O nazismo afastou-se então do modelo monoteísta do capitalismo...
Sim. O modelo monoteísta é muito importante porque diz que a única coisa que conta é a relação de si para consigo. E Deus é o exemplo disso. Um modelo alternativo, incompatível com o modelo monoteísta, seria aquele em que o Eu depende verdadeiramente da experiência com os outros, com o que vem de outro lado e está relacionado com outra coisa diferente, com a heterogeneidade. É isso, precisamente que encontramos em Derrida, em L’autre cap, o que tem certamente a ver com as suas origens, com a sua experiência de francês judeu que nasceu e viveu na Argélia.

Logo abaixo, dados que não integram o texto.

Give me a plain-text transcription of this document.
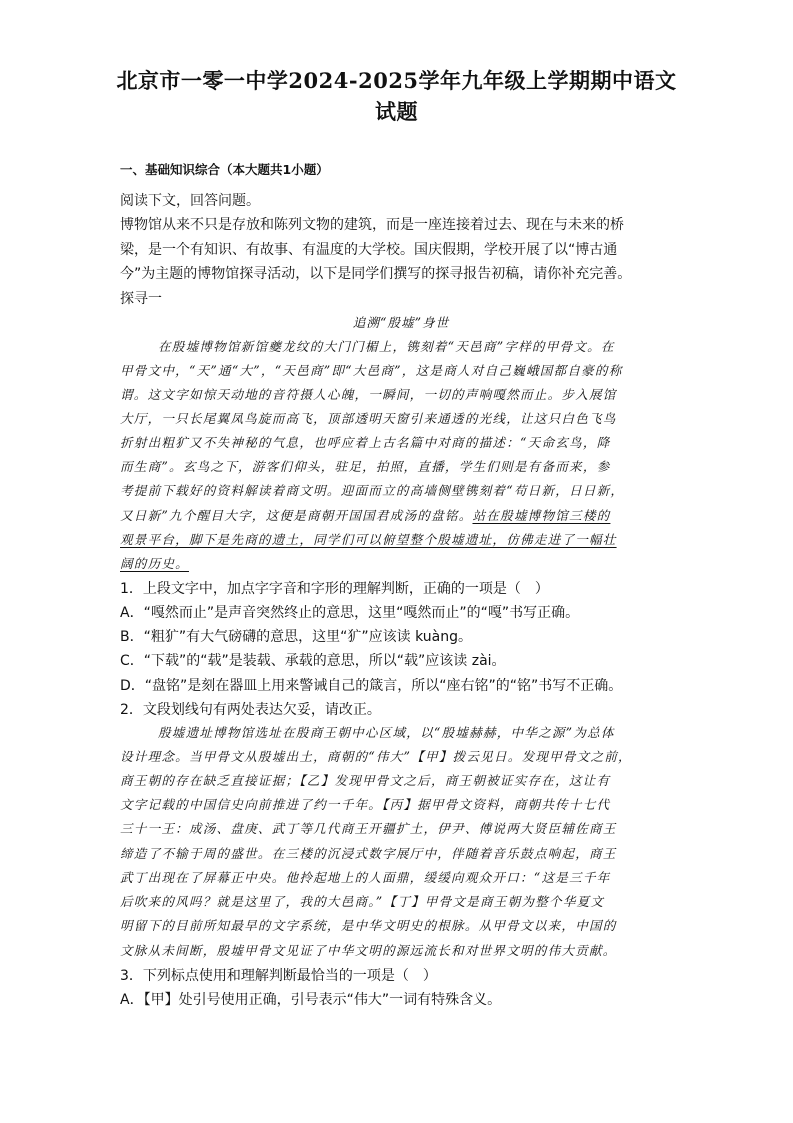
北京市一零一中学2024-2025学年九年级上学期期中语文
试题
一、基础知识综合（本大题共1小题）
阅读下文，回答问题。
博物馆从来不只是存放和陈列文物的建筑，而是一座连接着过去、现在与未来的桥
梁，是一个有知识、有故事、有温度的大学校。国庆假期，学校开展了以“博古通
今”为主题的博物馆探寻活动，以下是同学们撰写的探寻报告初稿，请你补充完善。
探寻一
追溯“殷墟”身世
在殷墟博物馆新馆夔龙纹的大门门楣上，镌刻着“天邑商”字样的甲骨文。在
甲骨文中，“天”通“大”，“天邑商”即“大邑商”，这是商人对自己巍峨国都自豪的称
谓。这文字如惊天动地的音符摄人心魄，一瞬间，一切的声响嘎然而止。步入展馆
大厅，一只长尾翼凤鸟旋而高飞，顶部透明天窗引来通透的光线，让这只白色飞鸟
折射出粗犷又不失神秘的气息，也呼应着上古名篇中对商的描述：“天命玄鸟，降
而生商”。玄鸟之下，游客们仰头，驻足，拍照，直播，学生们则是有备而来，参
考提前下载好的资料解读着商文明。迎面而立的高墙侧壁镌刻着“苟日新，日日新，
又日新”九个醒目大字，这便是商朝开国国君成汤的盘铭。站在殷墟博物馆三楼的
观景平台，脚下是先商的遗土，同学们可以俯望整个殷墟遗址，仿佛走进了一幅壮
阔的历史。
1．上段文字中，加点字字音和字形的理解判断，正确的一项是（　）
A．“嘎然而止”是声音突然终止的意思，这里“嘎然而止”的“嘎”书写正确。
B．“粗犷”有大气磅礴的意思，这里“犷”应该读 kuàng。
C．“下载”的“载”是装载、承载的意思，所以“载”应该读 zài。
D．“盘铭”是刻在器皿上用来警诫自己的箴言，所以“座右铭”的“铭”书写不正确。
2．文段划线句有两处表达欠妥，请改正。
殷墟遗址博物馆选址在殷商王朝中心区域，以“殷墟赫赫，中华之源”为总体
设计理念。当甲骨文从殷墟出土，商朝的“伟大”【甲】拨云见日。发现甲骨文之前，
商王朝的存在缺乏直接证据；【乙】发现甲骨文之后，商王朝被证实存在，这让有
文字记载的中国信史向前推进了约一千年。【丙】据甲骨文资料，商朝共传十七代
三十一王：成汤、盘庚、武丁等几代商王开疆扩土，伊尹、傅说两大贤臣辅佐商王
缔造了不输于周的盛世。在三楼的沉浸式数字展厅中，伴随着音乐鼓点响起，商王
武丁出现在了屏幕正中央。他拎起地上的人面鼎，缓缓向观众开口：“这是三千年
后吹来的风吗？就是这里了，我的大邑商。”【丁】甲骨文是商王朝为整个华夏文
明留下的目前所知最早的文字系统，是中华文明史的根脉。从甲骨文以来，中国的
文脉从未间断，殷墟甲骨文见证了中华文明的源远流长和对世界文明的伟大贡献。
3．下列标点使用和理解判断最恰当的一项是（　）
A．【甲】处引号使用正确，引号表示“伟大”一词有特殊含义。
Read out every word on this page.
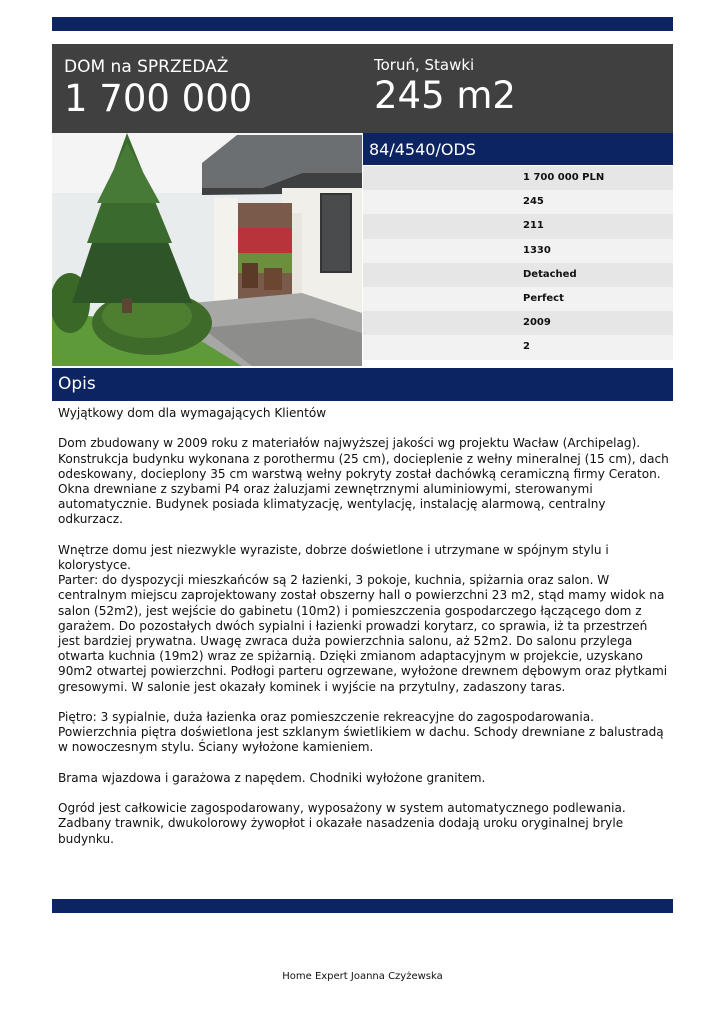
DOM na SPRZEDAŻ
1 700 000
Toruń, Stawki
245 m2
84/4540/ODS
1 700 000 PLN
245
211
1330
Detached
Perfect
2009
2
Opis

Wyjątkowy dom dla wymagających Klientów

Dom zbudowany w 2009 roku z materiałów najwyższej jakości wg projektu Wacław (Archipelag). Konstrukcja budynku wykonana z porothermu (25 cm), docieplenie z wełny mineralnej (15 cm), dach odeskowany, docieplony 35 cm warstwą wełny pokryty został dachówką ceramiczną firmy Ceraton. Okna drewniane z szybami P4 oraz żaluzjami zewnętrznymi aluminiowymi, sterowanymi automatycznie. Budynek posiada klimatyzację, wentylację, instalację alarmową, centralny odkurzacz.

Wnętrze domu jest niezwykle wyraziste, dobrze doświetlone i utrzymane w spójnym stylu i kolorystyce.

Parter: do dyspozycji mieszkańców są 2 łazienki, 3 pokoje, kuchnia, spiżarnia oraz salon. W centralnym miejscu zaprojektowany został obszerny hall o powierzchni 23 m2, stąd mamy widok na salon (52m2), jest wejście do gabinetu (10m2) i pomieszczenia gospodarczego łączącego dom z garażem. Do pozostałych dwóch sypialni i łazienki prowadzi korytarz, co sprawia, iż ta przestrzeń jest bardziej prywatna. Uwagę zwraca duża powierzchnia salonu, aż 52m2. Do salonu przylega otwarta kuchnia (19m2) wraz ze spiżarnią. Dzięki zmianom adaptacyjnym w projekcie, uzyskano 90m2 otwartej powierzchni. Podłogi parteru ogrzewane, wyłożone drewnem dębowym oraz płytkami gresowymi. W salonie jest okazały kominek i wyjście na przytulny, zadaszony taras.

Piętro: 3 sypialnie, duża łazienka oraz pomieszczenie rekreacyjne do zagospodarowania. Powierzchnia piętra doświetlona jest szklanym świetlikiem w dachu. Schody drewniane z balustradą w nowoczesnym stylu. Ściany wyłożone kamieniem.

Brama wjazdowa i garażowa z napędem. Chodniki wyłożone granitem.

Ogród jest całkowicie zagospodarowany, wyposażony w system automatycznego podlewania. Zadbany trawnik, dwukolorowy żywopłot i okazałe nasadzenia dodają uroku oryginalnej bryle budynku.

Home Expert Joanna Czyżewska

Falou de algumas diferenças entre a Europa e a América. Continua a ser pertinente insistir nessas diferenças?
A América, em certa medida, deriva da Europa, mas de uma parte específica da Europa, aquela que lhe transmitiu o lado protestante, puritano. A essa parte original veio juntar-se outra, que tema ver com a eliminação brutal das culturas indígenas. Tudo na América foi centrado numa noção essencialmente protestante de indivíduo. O indivíduo branco como imagem de Deus. Ainda hoje, Obama fala da “excepção” americana. A América vê-se a si própria sob a forma de uma pureza protestante, como a imagem individual e excepcional do divino. Na Europa, a luta entre protestantes e católicos produziu uma diferente configuração da relação do indivíduo com o social, o que faz com que a dimensão colectiva seja muito mais importante. Na América, a única coisa que conta é o indivíduo e tudo o que acontece é da responsabilidade dele. Se tem sucesso, o mérito é todo dele, mas se não tem, se perde o emprego, por exemplo, o problema é dele.